Medical and premedical student leaders of color from as far away as Kansas, Texas and Ohio traveled to a national conference, Sept. 14 to 16, at HMS and Massachusetts General Hospital, where faculty leaders shared insights on medical leadership and service.
The HMS chapter of the Student National Medical Association (SNMA), in collaboration with Mass General, hosted the National Leadership Institute (NLI), a quarterly SNMA conference that brings together underrepresented minority medical and premedical student leaders for three days of leadership training and skill building. The HMS chapter, named National Chapter of the Year and Regional Chapter of the Year in April 2012, spent more than 6 months preparing for the event. Executive board members Ramone Faith Williams, Nicole Jackson, Samsiya Ona and Henrietta Afari spearheaded the planning and logistics of the event with the support of the HMS Office of Recruitment and Multicultural Affairs and the Office of Student Affairs. HMS chapter president Williams and vice president Jackson led a fundraising campaign that raised almost $8,000, with contributions from almost every Harvard-affiliated teaching hospital.
The weekend was a great success. The NLI historically draws 80 to 100 attendees, Williams said, and this weekend drew a record-breaking 130 students. The conference began at Mass General on Friday, with an evening reception at which Peter Slavin, president of Mass General and HMS professor of health care policy, welcomed the visiting students. The following day, workshops began at Mass General and continued at HMS.

The HMS programming included featured speakers Nancy Oriol, HMS dean for students, and Fidencio Saldana, HMS assistant dean for student affairs in the Office of Recruitment and Multicultural Affairs, who led dynamic skill-building workshops on health advocacy and networking, respectively. Another notable workshop featured Patrick Lee, founding director of the Global Primary Care Program at Mass General and an HMS clinical instructor in medicine, who talked about three key habits to sustain a lifetime of service. Other highlights of the weekend included an admissions panel led by Joanne McEvoy, HMS director of admissions, which was of particular interest to the premedical students in attendance.
Augustus White III, HMS Ellen and Melvin Gordon Distinguished Professor of Medical Education at HMS, professor of orthopedic surgery at Beth Israel Deaconess Medical Center and the author of Seeing Patients: Unconscious Bias in Health Care, delivered the keynote address on Sunday.
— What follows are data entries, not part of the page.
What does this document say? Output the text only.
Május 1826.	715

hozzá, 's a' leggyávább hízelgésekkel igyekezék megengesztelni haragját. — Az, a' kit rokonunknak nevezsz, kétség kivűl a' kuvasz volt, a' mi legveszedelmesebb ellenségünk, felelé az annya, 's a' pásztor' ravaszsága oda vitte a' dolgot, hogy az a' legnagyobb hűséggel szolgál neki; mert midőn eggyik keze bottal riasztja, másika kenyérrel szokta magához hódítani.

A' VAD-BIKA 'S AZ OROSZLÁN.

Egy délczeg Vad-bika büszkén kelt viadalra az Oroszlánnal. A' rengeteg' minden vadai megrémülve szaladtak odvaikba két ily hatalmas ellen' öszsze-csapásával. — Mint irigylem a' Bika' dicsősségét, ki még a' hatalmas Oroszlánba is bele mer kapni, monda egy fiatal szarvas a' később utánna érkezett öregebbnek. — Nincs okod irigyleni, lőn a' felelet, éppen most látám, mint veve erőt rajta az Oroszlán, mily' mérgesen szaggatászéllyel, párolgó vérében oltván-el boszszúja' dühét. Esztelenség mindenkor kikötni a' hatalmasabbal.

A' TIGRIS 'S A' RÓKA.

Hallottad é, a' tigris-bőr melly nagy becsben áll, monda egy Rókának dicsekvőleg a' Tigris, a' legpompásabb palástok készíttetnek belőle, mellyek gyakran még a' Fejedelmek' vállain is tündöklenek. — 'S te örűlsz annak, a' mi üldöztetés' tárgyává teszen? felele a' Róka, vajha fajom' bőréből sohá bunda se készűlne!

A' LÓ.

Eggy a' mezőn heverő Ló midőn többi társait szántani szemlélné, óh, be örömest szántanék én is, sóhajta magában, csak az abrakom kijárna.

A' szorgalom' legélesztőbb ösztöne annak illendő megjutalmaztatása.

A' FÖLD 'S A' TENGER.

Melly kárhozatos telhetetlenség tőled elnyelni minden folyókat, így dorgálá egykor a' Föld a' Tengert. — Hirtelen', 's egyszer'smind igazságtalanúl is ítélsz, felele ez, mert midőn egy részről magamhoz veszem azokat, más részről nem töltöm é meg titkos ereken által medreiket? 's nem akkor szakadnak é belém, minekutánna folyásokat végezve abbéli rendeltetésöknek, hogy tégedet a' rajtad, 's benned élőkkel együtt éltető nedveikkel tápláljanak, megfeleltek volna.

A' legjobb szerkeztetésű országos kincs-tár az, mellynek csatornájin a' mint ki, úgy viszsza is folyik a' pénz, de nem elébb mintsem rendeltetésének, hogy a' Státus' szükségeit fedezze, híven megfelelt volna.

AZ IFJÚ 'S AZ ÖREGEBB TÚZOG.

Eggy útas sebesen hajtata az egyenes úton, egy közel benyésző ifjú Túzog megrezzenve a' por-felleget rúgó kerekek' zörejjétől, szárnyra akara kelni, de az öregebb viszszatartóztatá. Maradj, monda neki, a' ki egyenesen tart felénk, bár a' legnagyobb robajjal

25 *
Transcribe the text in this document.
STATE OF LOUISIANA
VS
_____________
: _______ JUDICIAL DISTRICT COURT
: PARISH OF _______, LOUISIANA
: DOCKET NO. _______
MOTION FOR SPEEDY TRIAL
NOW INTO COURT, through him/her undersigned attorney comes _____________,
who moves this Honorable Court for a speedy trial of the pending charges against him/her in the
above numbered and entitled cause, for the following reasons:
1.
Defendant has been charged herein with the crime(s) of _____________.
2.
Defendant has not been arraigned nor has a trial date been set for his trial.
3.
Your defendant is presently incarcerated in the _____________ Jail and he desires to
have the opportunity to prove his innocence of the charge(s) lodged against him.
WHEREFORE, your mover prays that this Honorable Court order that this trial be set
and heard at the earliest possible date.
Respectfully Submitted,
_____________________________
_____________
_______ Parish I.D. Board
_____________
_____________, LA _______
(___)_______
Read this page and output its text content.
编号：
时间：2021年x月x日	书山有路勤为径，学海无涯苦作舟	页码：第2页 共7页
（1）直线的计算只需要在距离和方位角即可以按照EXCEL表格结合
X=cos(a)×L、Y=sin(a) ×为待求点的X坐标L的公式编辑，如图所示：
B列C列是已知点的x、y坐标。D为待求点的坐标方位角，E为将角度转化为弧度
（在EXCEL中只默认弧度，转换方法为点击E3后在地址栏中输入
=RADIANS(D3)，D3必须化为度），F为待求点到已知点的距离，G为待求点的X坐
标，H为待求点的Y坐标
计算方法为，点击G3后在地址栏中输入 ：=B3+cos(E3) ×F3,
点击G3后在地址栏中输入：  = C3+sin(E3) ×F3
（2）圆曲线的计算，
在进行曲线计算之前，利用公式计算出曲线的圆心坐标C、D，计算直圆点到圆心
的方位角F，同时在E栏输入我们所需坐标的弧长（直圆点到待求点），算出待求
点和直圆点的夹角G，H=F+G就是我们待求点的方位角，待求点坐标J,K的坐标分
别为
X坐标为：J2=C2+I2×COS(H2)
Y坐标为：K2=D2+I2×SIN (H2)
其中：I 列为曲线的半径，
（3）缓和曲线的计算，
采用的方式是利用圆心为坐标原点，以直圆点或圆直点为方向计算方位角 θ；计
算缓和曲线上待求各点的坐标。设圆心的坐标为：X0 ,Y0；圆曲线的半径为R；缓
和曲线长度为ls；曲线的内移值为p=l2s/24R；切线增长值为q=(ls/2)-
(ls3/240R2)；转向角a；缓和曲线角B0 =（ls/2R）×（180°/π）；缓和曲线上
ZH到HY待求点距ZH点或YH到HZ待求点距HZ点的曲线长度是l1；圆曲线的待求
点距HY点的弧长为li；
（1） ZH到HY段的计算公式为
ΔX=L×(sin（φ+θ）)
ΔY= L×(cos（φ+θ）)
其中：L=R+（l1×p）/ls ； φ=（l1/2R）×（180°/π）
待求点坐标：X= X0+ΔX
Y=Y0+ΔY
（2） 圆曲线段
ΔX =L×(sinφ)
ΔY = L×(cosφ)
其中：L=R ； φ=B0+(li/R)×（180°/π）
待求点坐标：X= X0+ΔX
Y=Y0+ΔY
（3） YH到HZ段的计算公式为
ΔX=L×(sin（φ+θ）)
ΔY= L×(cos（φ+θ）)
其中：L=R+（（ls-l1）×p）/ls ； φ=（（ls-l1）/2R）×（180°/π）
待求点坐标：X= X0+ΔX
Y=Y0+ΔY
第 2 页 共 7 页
He began by discussing the inequalities of American health care. To place the implications of these disparities into perspective, White quoted the Rev. Martin Luther King, Jr.: “Of all the forms of inequality, injustice in health care is the most shocking and inhumane.” White said that much of the inequality in health care is in fact due to unconscious bias, and he shared 13 practical ways in which future and current physicians can avoid unconscious bias in their own practices. During the banquet’s closing remarks, the SNMA national president Nisha Branch remarked that the HMS-MGH National Leadership Institute was “the best in recent history.”
Most importantly, Williams said, the success of the NLI worked to introduce underrepresented minority premedical students to HMS. As one student from Howard University said, “Before the NLI, HMS was like dream, but now it’s tangible.”